Vereine haben es immer schwerer, ihre Mitglieder für gemeinsame Unternehmungen zu begeistern, für Anlässe zu mobilisieren. Wie könnte es anders sein, wenn wir in dumpfer Apathie grassierende Jugendarbeitslosigkeit, Misswirtschaft in der euorpäischen Gemeinschaft, vorangekündigte Haftbarmachung von Sparern für Fehlmanagement “ihrer” Banken, Bespitzelung der Bürger für deren Sicherheit, Manipulationen von Indizes der Finanzwirtschaft etc. zur Kenntnis nehmen:

Uns ist über das Kopfschütteln hinaus jeder gemeinsame, motivierende, Gestaltungswillen für den korrigierenden Eingriff ins marode System abhanden gekommen. Uns fehlt Identität. “Der Staat” ist ein abstraktes Konstrukt, und dessen Übergriffe gegen Bürger gehen uns nichts an, sobald wir gecheckt haben, ob die aktuelle Willkür uns selbst tangieren kann oder glücklicherweise nicht. Diese Gesellschaft muss sich nicht wundern, wenn der Staat zu ihrem Erzieher wird – und die Motivation dahinter immer jene der stärksten Gruppe mit dem ensprechenden Industriezweig dahinter ist.

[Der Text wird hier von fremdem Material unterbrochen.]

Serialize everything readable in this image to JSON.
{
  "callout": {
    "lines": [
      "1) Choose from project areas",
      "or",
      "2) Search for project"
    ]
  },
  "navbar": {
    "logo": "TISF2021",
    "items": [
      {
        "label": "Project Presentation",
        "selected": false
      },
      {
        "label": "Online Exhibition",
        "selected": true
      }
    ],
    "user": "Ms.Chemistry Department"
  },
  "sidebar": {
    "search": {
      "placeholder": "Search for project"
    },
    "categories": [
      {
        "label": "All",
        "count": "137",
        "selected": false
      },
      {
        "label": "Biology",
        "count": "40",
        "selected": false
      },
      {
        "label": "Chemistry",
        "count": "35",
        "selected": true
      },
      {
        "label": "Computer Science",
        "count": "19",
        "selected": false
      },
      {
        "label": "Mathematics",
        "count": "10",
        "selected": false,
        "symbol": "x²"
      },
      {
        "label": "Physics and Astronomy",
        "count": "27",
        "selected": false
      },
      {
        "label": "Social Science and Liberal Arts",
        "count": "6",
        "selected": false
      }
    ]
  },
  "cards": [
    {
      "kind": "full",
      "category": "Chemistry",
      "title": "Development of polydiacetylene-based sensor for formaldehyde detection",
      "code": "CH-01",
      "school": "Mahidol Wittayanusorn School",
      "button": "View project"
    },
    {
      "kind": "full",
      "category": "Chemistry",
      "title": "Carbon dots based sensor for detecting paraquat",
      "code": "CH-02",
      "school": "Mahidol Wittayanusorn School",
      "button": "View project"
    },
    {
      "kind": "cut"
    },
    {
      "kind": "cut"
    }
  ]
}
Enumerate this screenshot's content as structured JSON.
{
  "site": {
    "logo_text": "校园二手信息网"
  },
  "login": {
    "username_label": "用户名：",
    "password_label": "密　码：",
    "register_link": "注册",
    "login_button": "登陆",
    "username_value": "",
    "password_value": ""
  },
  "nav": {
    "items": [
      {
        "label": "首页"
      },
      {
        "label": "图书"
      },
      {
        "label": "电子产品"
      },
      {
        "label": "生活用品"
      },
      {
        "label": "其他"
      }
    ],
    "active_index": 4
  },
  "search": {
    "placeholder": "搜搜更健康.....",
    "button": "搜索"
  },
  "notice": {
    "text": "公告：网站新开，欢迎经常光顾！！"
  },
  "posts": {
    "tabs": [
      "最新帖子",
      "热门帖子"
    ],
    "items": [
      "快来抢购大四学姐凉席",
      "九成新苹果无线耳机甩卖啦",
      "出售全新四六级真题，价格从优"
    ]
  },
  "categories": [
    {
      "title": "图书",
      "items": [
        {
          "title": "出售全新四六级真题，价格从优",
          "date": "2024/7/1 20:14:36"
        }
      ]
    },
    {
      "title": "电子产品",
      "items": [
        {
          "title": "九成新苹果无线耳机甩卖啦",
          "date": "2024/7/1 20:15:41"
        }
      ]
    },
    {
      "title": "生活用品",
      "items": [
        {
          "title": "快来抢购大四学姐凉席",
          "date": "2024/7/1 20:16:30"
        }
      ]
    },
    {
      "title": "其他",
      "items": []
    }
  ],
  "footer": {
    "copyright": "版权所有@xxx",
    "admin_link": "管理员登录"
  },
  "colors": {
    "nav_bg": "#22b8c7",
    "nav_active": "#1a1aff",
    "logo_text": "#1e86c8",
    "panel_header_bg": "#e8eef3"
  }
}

Empört Euch? Wie geht das heute noch? Mit Shitstorms auf Facebook? Wikileaks? Blöglein wie diesem? Wo haben wir denn wofür noch den Biss, hartnäckig an einem Thema dran zu bleiben? Vielleicht also, kriegen wir genau das, was wir verdienen. Denn die Empörung über die Profiteure, die gerade deshalb mit uns Geld verdienen, reicht nicht aus zur Korrektur. Wir sind dann nur störendes Nebengeräusch, und das Zeitalter des Internets hat wohl mehr Mechanismen geschaffen, die helfen, diese Geräusche zu einzelnen Pupsern zu zerfleddern, als dass Menschen sich tatsächlich dauerhaft zusammenschliessen würden.

Dafür bräuchte es Werte, Ziele, die gemeinsam priorisiert werden. Aber unsere Welt bietet so viele Interessen, Themen, Unternehmungsmöglichkeiten, dass jeder zum individualistischen Einzelgänger wird, so bald er nur im Ansatz den Verdacht zulässt, ansonsten womöglich etwas Grundlegendes in seinem Leben verpassen zu können.

Genau so verpassen wir unsere Zukunft als Mitwirkende an der Gestaltung unserer Gesellschaft.